We asked ourselves, for instance, about the holy motive behind this event. A wedding, like the marriage it initiates, is dedicated to commitment, sharing, and unity. It includes the pledging of support between two people in marriage and the joining of families, and encourages a path of progress. We pondered these statements from Science and Health: “Marriage is the legal and moral provision for generation among human kind” and “Marriage should improve the human species, becoming a barrier against vice, a protection to woman, strength to man, and a centre for the affections” (pp. 56, 60). These wise declarations uplifted and infused our sense of the marriage—and wedding—with a deep and certain peace and love.
With this thought shift, solutions came to light, greater harmony was evidenced, and the way forward was clear.
As we prayed to embrace a higher, more spiritual view of the planning, the wedding, and the family time together, we found our thoughts changing from water into wine—from mere human planning to spiritual inspiration. Rather than settling for compromises (the mundane, mortal view of a half-full glass), we reminded ourselves that God’s will is good and provides a solution for every problem. With this thought shift, solutions came to light, greater harmony was evidenced, and the way forward was clear.
Our daughter reasoned this way when, at a crucial moment during the rehearsal, her car keys were nowhere to be found. As she reached out in prayer to feel the leading of Love, the keys were quickly located. Then, on the day of the wedding, she called to say she was feeling a migraine coming on and asked us to pray for her. Gaining a diviner outlook, we could see that turmoil, fear, and stress had no place in God’s loving care. That’s where every good activity takes place, so the day was already filled with the substance of God as Spirit. Within the hour, she was feeling fine.
Changing water into wine speaks to a powerful truth about thought—and about spiritual reality. We can decide not to accept discord or lack or ill health. We can ask ourselves what immortal Love is knowing, what infinite Spirit is recognizing, what intelligent divine Mind has planned. This frees us to comprehend the scene from God’s perspective, to let divine Truth and Love govern our thinking, and to experience healing as a sure result.
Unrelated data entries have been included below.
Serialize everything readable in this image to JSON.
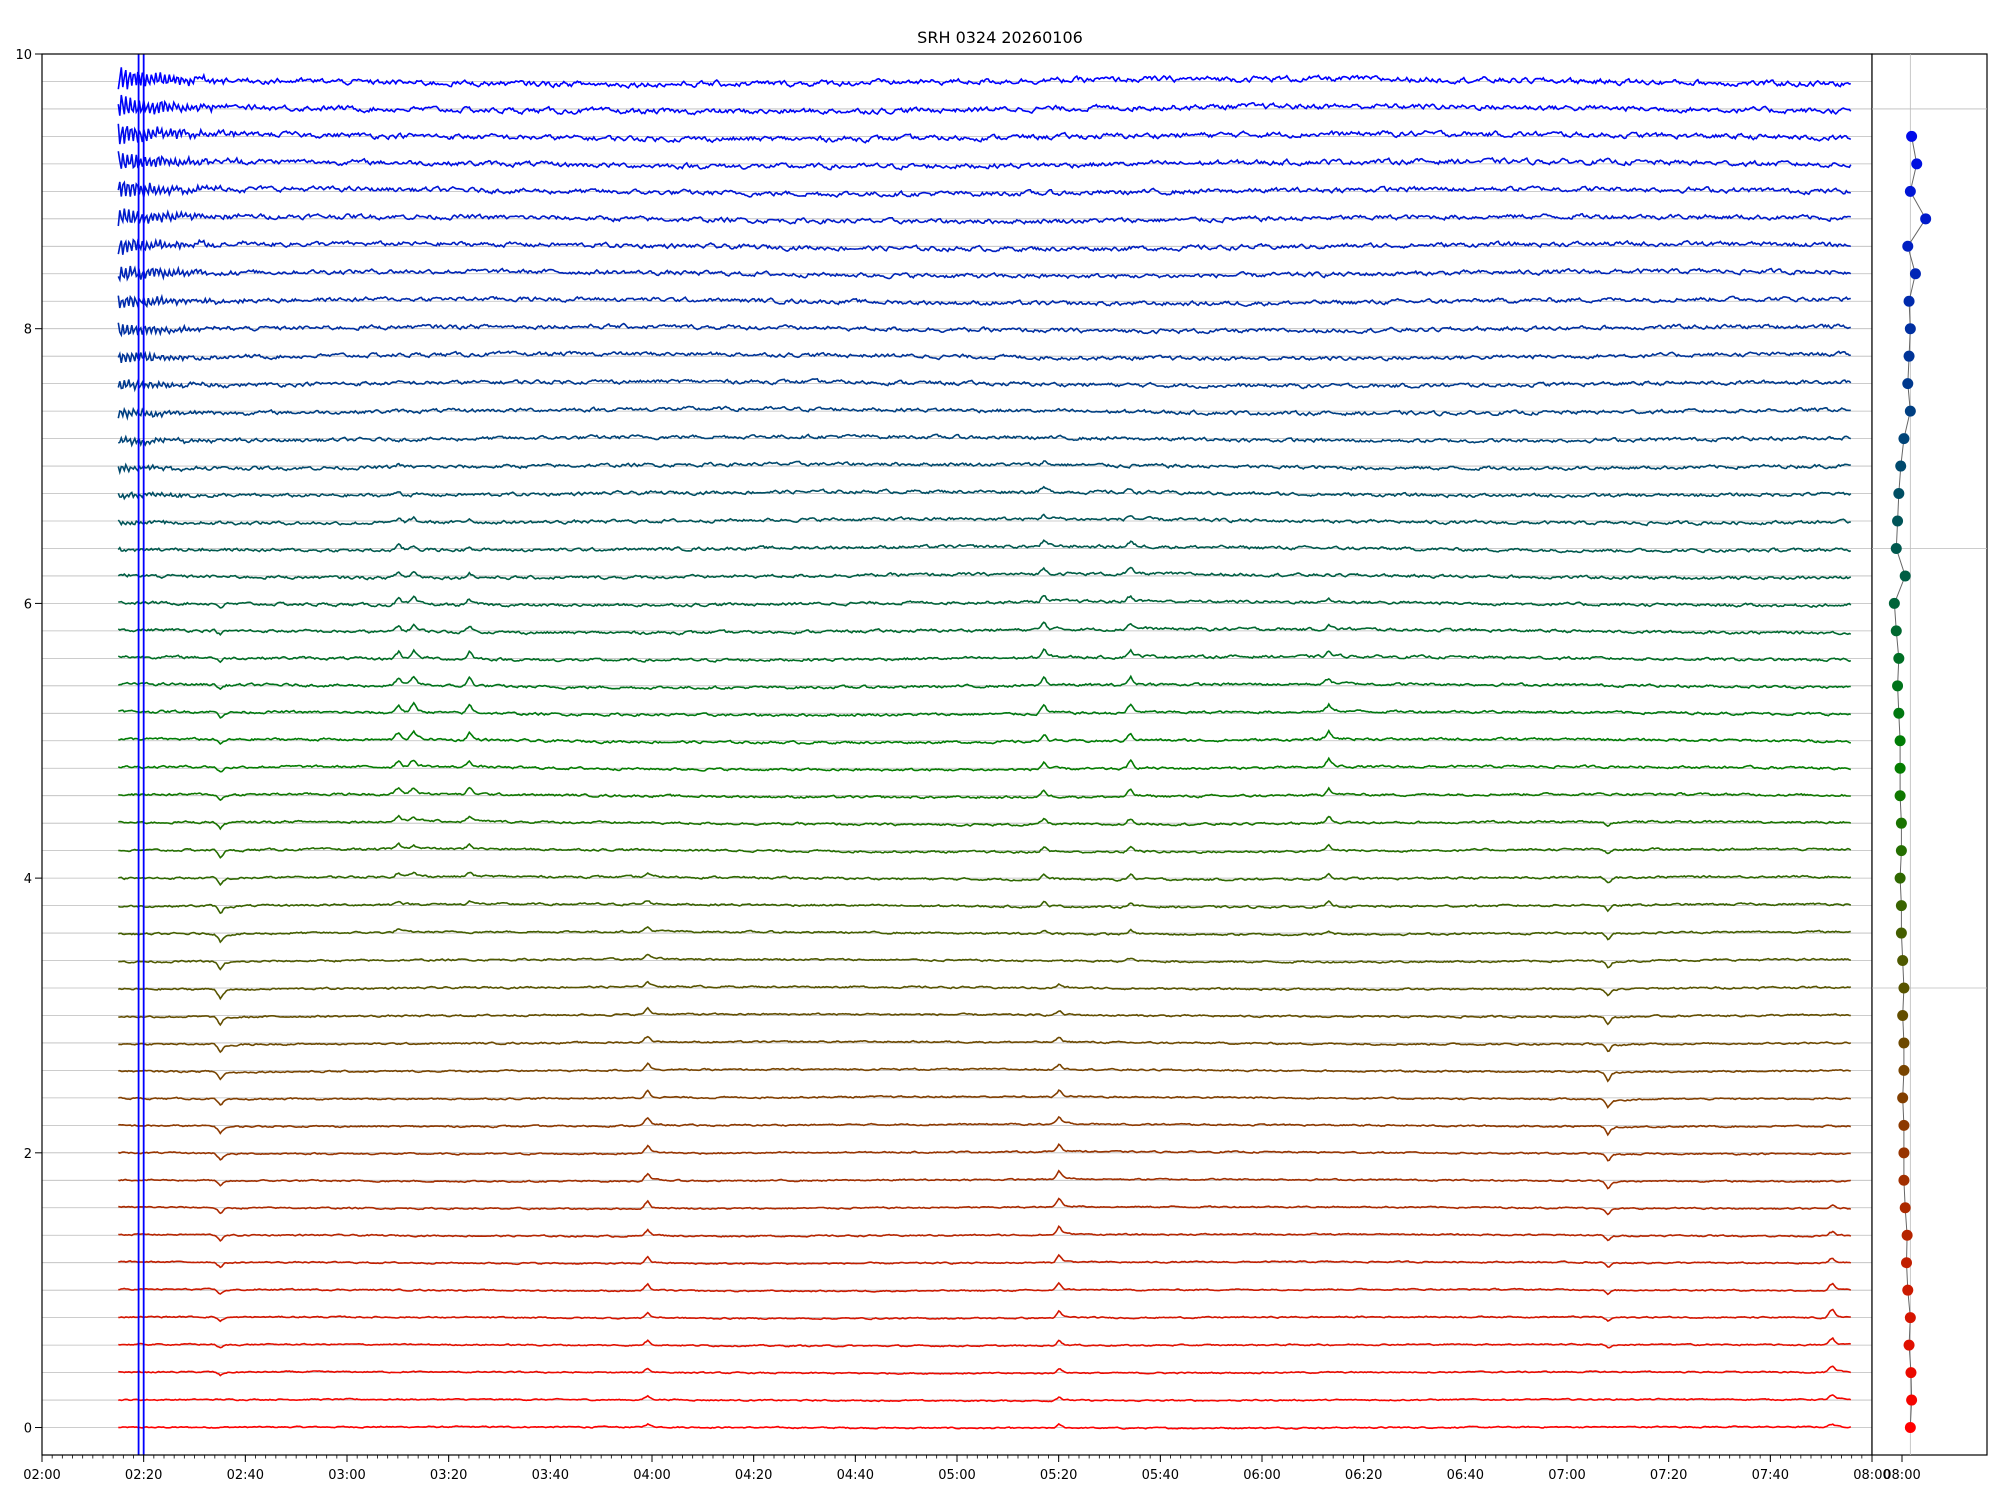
{
  "chart_data": {
    "type": "line",
    "title": "SRH 0324 20260106",
    "xlabel": "",
    "ylabel": "",
    "x_range": [
      "02:00",
      "08:00"
    ],
    "x_ticks": [
      "02:00",
      "02:20",
      "02:40",
      "03:00",
      "03:20",
      "03:40",
      "04:00",
      "04:20",
      "04:40",
      "05:00",
      "05:20",
      "05:40",
      "06:00",
      "06:20",
      "06:40",
      "07:00",
      "07:20",
      "07:40",
      "08:00"
    ],
    "ylim": [
      -0.2,
      10
    ],
    "y_ticks": [
      "0",
      "2",
      "4",
      "6",
      "8",
      "10"
    ],
    "grid": true,
    "legend": "none",
    "series_count": 50,
    "series_spacing": 0.2,
    "data_start": "02:15",
    "data_end": "07:56",
    "color_top": "#0000ff",
    "color_middle": "#008000",
    "color_bottom": "#ff0000",
    "vertical_markers": [
      "02:19",
      "02:20"
    ],
    "events": [
      {
        "time": "02:35",
        "sign": -1,
        "bands": "0.4-6.0"
      },
      {
        "time": "03:10",
        "sign": 1,
        "bands": "3.5-7.0"
      },
      {
        "time": "03:13",
        "sign": 1,
        "bands": "4.0-6.8"
      },
      {
        "time": "03:24",
        "sign": 1,
        "bands": "3.8-6.8"
      },
      {
        "time": "03:59",
        "sign": 1,
        "bands": "0.0-4.0"
      },
      {
        "time": "05:17",
        "sign": 1,
        "bands": "3.5-7.0"
      },
      {
        "time": "05:20",
        "sign": 1,
        "bands": "0.0-3.2"
      },
      {
        "time": "05:34",
        "sign": 1,
        "bands": "3.4-6.9"
      },
      {
        "time": "06:13",
        "sign": 1,
        "bands": "3.6-6.0"
      },
      {
        "time": "07:08",
        "sign": -1,
        "bands": "0.6-4.6"
      },
      {
        "time": "07:52",
        "sign": 1,
        "bands": "0.0-1.6"
      }
    ],
    "side_panel": {
      "x_range": [
        -0.6,
        1.2
      ],
      "points_y": [
        0.0,
        0.2,
        0.4,
        0.6,
        0.8,
        1.0,
        1.2,
        1.4,
        1.6,
        1.8,
        2.0,
        2.2,
        2.4,
        2.6,
        2.8,
        3.0,
        3.2,
        3.4,
        3.6,
        3.8,
        4.0,
        4.2,
        4.4,
        4.6,
        4.8,
        5.0,
        5.2,
        5.4,
        5.6,
        5.8,
        6.0,
        6.2,
        6.4,
        6.6,
        6.8,
        7.0,
        7.2,
        7.4,
        7.6,
        7.8,
        8.0,
        8.2,
        8.4,
        8.6,
        8.8,
        9.0,
        9.2,
        9.4
      ],
      "points_x": [
        0.0,
        0.02,
        0.01,
        -0.02,
        0.0,
        -0.04,
        -0.06,
        -0.05,
        -0.08,
        -0.1,
        -0.1,
        -0.1,
        -0.12,
        -0.1,
        -0.1,
        -0.12,
        -0.1,
        -0.12,
        -0.14,
        -0.14,
        -0.16,
        -0.14,
        -0.14,
        -0.16,
        -0.16,
        -0.16,
        -0.18,
        -0.2,
        -0.18,
        -0.22,
        -0.25,
        -0.08,
        -0.22,
        -0.2,
        -0.18,
        -0.15,
        -0.1,
        0.0,
        -0.04,
        -0.02,
        0.0,
        -0.02,
        0.08,
        -0.04,
        0.24,
        0.0,
        0.1,
        0.02
      ]
    }
  }
}
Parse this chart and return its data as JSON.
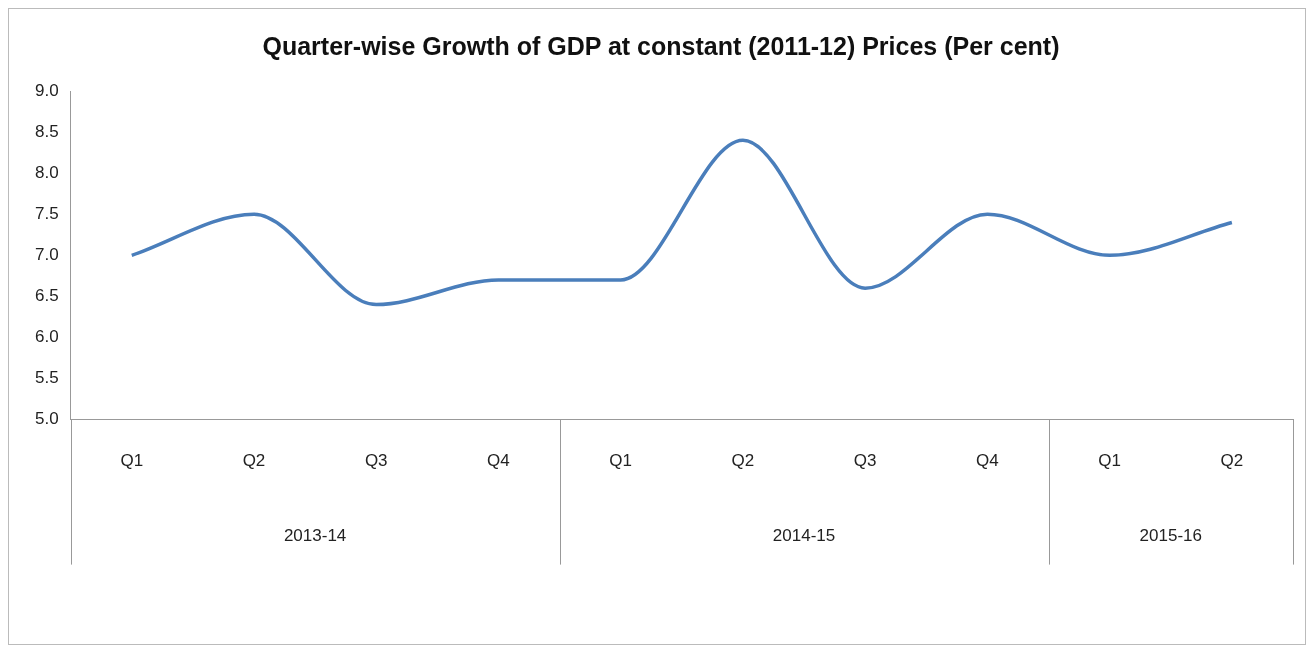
{
  "chart_data": {
    "type": "line",
    "title": "Quarter-wise Growth of GDP at constant (2011-12) Prices (Per cent)",
    "categories": [
      "Q1",
      "Q2",
      "Q3",
      "Q4",
      "Q1",
      "Q2",
      "Q3",
      "Q4",
      "Q1",
      "Q2"
    ],
    "series": [
      {
        "color": "#4a7ebb",
        "values": [
          7.0,
          7.5,
          6.4,
          6.7,
          6.7,
          8.4,
          6.6,
          7.5,
          7.0,
          7.4
        ]
      }
    ],
    "annotations": [
      "2013-14",
      "2014-15",
      "2015-16"
    ],
    "ylim": [
      5,
      9
    ],
    "yticks": [
      {
        "value": 5,
        "label": "5.0"
      },
      {
        "value": 5.5,
        "label": "5.5"
      },
      {
        "value": 6,
        "label": "6.0"
      },
      {
        "value": 6.5,
        "label": "6.5"
      },
      {
        "value": 7,
        "label": "7.0"
      },
      {
        "value": 7.5,
        "label": "7.5"
      },
      {
        "value": 8,
        "label": "8.0"
      },
      {
        "value": 8.5,
        "label": "8.5"
      },
      {
        "value": 9,
        "label": "9.0"
      }
    ],
    "grid": false,
    "legend": false,
    "marker": "none",
    "line_style": "solid"
  }
}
Science and Health offers this prayer: “May Christ, Truth, be present at every bridal altar to turn the water into wine and to give to human life an inspiration by which man’s spiritual and eternal existence may be discerned” (p. 65). Isn’t this what we want all the time—at weddings and everywhere? As we discern more of our “spiritual and eternal existence,” disagreeable situations are transformed into evidence of abundant good. Lemons become lemonade, the glass is filled, the water is changed to wine.